Case of Crematory Operator Stirs Emotions

Aired February 23, 2002 - 07:16   ET

THIS IS A RUSH TRANSCRIPT. THIS COPY MAY NOT BE IN ITS FINAL FORM AND MAY BE UPDATED.


THIS IS A RUSH TRANSCRIPT. THIS COPY MAY NOT BE IN ITS FINAL FORM AND MAY BE UPDATED.
MILES O'BRIEN, CNN ANCHOR: In northwest Georgia, authorities have now found almost 300 bodies dumped in a crematory -- or near it, I should say. Relatives who thought they'd put their loved ones to rest are now grappling with a new flood of emotions, new grief and some anger at the crematory operator, to say the least.

CNN's Art Harris has the story.

(BEGIN VIDEOTAPE)

ART HARRIS, CNN CORRESPONDENT (voice-over): Norma Hutton asked to be cremated. When she died in December, her daughter, Lisa, brought home the ashes and put them beside Norma's husband.

(on camera): What did you tell your kids?

LISA CASH, DAUGHTER: I told them that was their grandma and grandpa. So -- and then when this took place, my kids couldn't understand. If Grandma was right there on the table, how could she be down there too?

HARRIS (voice-over): "Down there" was Tristate Crematory. Her body was among the first to be found. Rusty Cash got the call.

RUSTY CASH, SON-IN-LAW: He said that it was on the property in a barn. They found her in a shed.

HARRIS: Embalmed, her body was easy to identify.

LISA CASH: She was in blue PJs. Her hair was fixed the same way, everything. She looked just like she looked the day -- the last time I thought I saw her.

HARRIS: So what was in the urn on the table at home?

RUSTY CASH: They say that it was powdered cement with little bitty rocks in it.

HARRIS: Her case is one of the first 16 counts of fraud filed against the man in charge of cremating her, Brent Marsh (ph), hustled into court under heavy guard, in handcuffs and a bullet-proof vest.

His lawyer argued Marsh is charged only with theft, not murder.

MCCRACKEN POSTON, DEFENSE LAWYER: Nobody got killed up at that Tristate Crematory.

HARRIS: The defense asked that Marsh be let out on bond. The magistrate delayed a ruling and sent Marsh back to jail.

With the body count close to 300, the sheriff said he was concerned for Marsh's safety if released.

RUSTY CASH: We're never going to forget. We want the maximum that we can get, put this man behind bars. And that won't be enough.

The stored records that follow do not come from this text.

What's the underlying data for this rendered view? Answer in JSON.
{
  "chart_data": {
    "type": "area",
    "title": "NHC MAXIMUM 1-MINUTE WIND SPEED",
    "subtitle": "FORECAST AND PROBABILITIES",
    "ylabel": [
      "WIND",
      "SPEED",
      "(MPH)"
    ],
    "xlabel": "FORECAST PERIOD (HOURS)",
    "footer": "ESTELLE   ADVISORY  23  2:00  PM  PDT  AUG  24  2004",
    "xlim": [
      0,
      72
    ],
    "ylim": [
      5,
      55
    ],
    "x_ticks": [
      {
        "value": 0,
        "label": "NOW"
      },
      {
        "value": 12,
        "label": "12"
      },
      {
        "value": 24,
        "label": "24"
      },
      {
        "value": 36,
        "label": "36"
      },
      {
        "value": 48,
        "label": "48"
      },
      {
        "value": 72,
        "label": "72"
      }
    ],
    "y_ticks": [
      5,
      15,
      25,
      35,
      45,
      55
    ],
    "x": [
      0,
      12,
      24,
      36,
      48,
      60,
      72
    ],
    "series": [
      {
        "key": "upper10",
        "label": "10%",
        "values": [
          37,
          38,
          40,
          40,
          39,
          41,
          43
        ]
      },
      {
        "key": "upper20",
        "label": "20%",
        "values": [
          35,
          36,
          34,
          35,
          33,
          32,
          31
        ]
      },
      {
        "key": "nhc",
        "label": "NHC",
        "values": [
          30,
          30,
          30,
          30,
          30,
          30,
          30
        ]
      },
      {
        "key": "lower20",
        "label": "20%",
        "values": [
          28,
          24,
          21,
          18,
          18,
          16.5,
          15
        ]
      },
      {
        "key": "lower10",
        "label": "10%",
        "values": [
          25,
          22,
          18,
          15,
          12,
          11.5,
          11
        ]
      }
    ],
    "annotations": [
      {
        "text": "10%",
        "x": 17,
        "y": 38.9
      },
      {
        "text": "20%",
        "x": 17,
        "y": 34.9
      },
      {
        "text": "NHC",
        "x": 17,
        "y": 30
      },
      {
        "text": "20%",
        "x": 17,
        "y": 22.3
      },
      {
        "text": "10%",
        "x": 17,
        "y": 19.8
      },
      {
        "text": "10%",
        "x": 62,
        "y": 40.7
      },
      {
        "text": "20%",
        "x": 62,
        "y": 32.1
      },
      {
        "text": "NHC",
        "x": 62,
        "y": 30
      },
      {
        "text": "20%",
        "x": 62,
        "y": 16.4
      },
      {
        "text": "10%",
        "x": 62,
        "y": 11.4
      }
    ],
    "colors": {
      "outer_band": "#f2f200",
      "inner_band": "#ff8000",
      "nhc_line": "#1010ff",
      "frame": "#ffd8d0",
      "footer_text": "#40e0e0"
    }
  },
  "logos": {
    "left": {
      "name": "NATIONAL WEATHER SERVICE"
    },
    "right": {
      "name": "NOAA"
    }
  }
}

HARRIS: This time, Rusty Cash went to the funeral home to see for himself that his mother-in-law was finally cremated.

RUSTY CASH: Here's your mom.

HARRIS: His wife, Lisa, coming to terms with sorrow a second time around.

(on camera): And your plans now for her? Where will you put her, and what will you do with her?

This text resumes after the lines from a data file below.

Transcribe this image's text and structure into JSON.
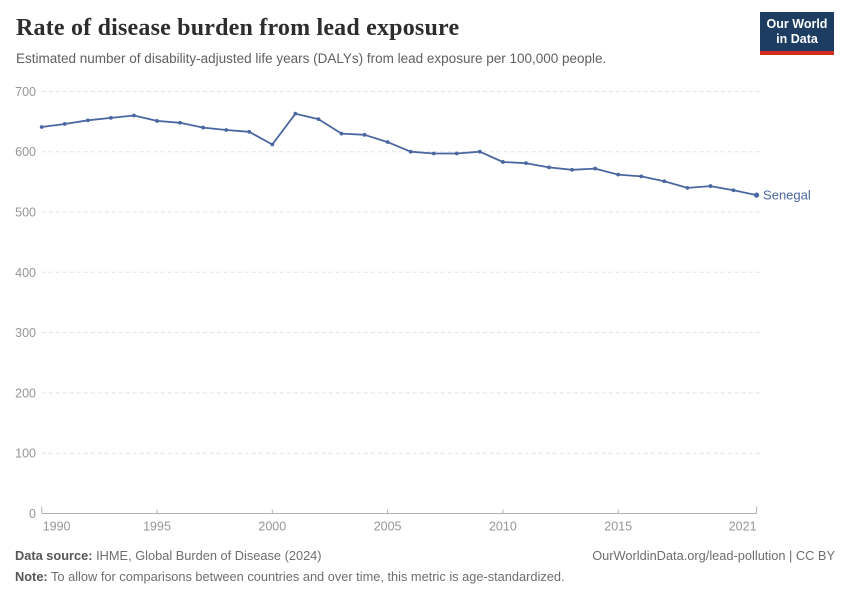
{
  "header": {
    "title": "Rate of disease burden from lead exposure",
    "subtitle": "Estimated number of disability-adjusted life years (DALYs) from lead exposure per 100,000 people.",
    "logo": {
      "line1": "Our World",
      "line2": "in Data",
      "bg_color": "#1d3d63",
      "bar_color": "#d42b21"
    }
  },
  "chart_data": {
    "type": "line",
    "title": "Rate of disease burden from lead exposure",
    "x": [
      1990,
      1991,
      1992,
      1993,
      1994,
      1995,
      1996,
      1997,
      1998,
      1999,
      2000,
      2001,
      2002,
      2003,
      2004,
      2005,
      2006,
      2007,
      2008,
      2009,
      2010,
      2011,
      2012,
      2013,
      2014,
      2015,
      2016,
      2017,
      2018,
      2019,
      2020,
      2021
    ],
    "series": [
      {
        "name": "Senegal",
        "color": "#4b67a1",
        "values": [
          641,
          646,
          652,
          656,
          660,
          651,
          648,
          640,
          636,
          633,
          612,
          663,
          654,
          630,
          628,
          616,
          600,
          597,
          597,
          600,
          583,
          581,
          574,
          570,
          572,
          562,
          559,
          551,
          540,
          543,
          536,
          528
        ]
      }
    ],
    "xlabel": "",
    "ylabel": "",
    "ylim": [
      0,
      700
    ],
    "yticks": [
      0,
      100,
      200,
      300,
      400,
      500,
      600,
      700
    ],
    "xticks": [
      1990,
      1995,
      2000,
      2005,
      2010,
      2015,
      2021
    ],
    "grid": "horizontal-dashed",
    "legend_position": "end-of-line",
    "end_label": "Senegal",
    "grid_color": "#e4e4e4",
    "axis_color": "#b3b3b3",
    "tick_label_color": "#969696"
  },
  "footer": {
    "source_label": "Data source:",
    "source_text": " IHME, Global Burden of Disease (2024)",
    "link_text": "OurWorldinData.org/lead-pollution | CC BY",
    "note_label": "Note:",
    "note_text": " To allow for comparisons between countries and over time, this metric is age-standardized."
  }
}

LISA CASH: I will put her back in the front room on the end table where she was and explain to the -- my kids that this is Granny for real.

HARRIS: As more bodies are found in these woods, more charges are expected to be filed against Marsh. The prosecution wants to keep him in jail until trial, and, like the families, for a long time after that.

Art Harris, CNN, Walker County, Georgia.